“Are you willing to consider sex seriously, or not?”

“Yes, I don’t mind.”—Hobson settled down, his face flushed from his late display.—“But I shall begin to believe before very long that your intentions are honourable as regards the fair Fräulein.—What exactly is your discourse intended to prove?”

Not the desirability of the marriage tie, any more than a propaganda for representation and anecdote in art. But if a man marries, or a great painter represents (and the claims and seductions of life are very urgent), he will not be governed in his choice by the same laws that regulate the life of an efficient citizen, a successful merchant, or the ideals of a health expert.”

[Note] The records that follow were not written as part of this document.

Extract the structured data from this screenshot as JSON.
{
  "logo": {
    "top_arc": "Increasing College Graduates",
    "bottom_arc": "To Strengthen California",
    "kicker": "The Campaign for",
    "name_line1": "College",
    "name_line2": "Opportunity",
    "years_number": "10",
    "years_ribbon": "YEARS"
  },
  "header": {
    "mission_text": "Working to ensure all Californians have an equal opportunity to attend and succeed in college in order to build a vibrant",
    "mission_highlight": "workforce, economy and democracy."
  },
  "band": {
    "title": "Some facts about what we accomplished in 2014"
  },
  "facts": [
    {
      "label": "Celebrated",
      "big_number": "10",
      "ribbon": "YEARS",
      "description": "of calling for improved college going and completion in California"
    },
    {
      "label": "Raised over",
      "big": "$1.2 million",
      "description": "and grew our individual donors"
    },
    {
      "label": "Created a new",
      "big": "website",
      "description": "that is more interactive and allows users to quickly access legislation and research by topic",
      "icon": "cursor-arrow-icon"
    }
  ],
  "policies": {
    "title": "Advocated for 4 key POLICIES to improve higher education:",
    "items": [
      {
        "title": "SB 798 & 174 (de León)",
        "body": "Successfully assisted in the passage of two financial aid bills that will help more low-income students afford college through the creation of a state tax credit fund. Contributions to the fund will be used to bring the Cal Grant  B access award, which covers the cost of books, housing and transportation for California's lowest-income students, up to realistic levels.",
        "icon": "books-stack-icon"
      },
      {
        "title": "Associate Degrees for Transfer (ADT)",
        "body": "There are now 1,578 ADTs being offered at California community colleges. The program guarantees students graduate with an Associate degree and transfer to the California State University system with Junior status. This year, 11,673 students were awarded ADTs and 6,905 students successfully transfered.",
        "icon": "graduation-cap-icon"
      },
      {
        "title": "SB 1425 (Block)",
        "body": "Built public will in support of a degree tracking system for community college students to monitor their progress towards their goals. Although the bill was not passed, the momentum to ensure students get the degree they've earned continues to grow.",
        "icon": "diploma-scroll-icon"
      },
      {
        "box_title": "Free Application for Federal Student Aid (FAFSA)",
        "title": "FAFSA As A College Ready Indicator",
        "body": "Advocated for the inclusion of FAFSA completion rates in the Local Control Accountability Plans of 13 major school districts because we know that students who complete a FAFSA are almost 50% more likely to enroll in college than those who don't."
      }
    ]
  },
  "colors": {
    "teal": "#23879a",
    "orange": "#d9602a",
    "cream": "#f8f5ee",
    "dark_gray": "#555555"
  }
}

“I should have said that the considerations that precede a proposition of marriage had many analogies with the health expert’s outlook, the good citizen’s⸺”

“Was Napoleon successful in life, or did he ruin himself and end his days in miserable captivity?—Passion precludes the idea of success. Failure is its condition.—Art and Sex when they are deep enough make tragedies, and not advertisements for Health experts, or happy endings for the Public, or social panaceas.”

“Alas, that is true.”

“Well, then, well, then, Alan Hobson, you scarecrow of an advanced fool-farm, deplorable pedant of a sophistic voice-culture⸺”

“I? My voice—? But that’s absurd!—If my speech⸺”

Hobson was up in arms about his voice: although it was not his.

Tarr needed a grimacing, tumultuous mask for the face he had to cover.—The clown was the only rôle that was ample enough. He had compared his clowning with Hobson’s Pierrotesque and French variety.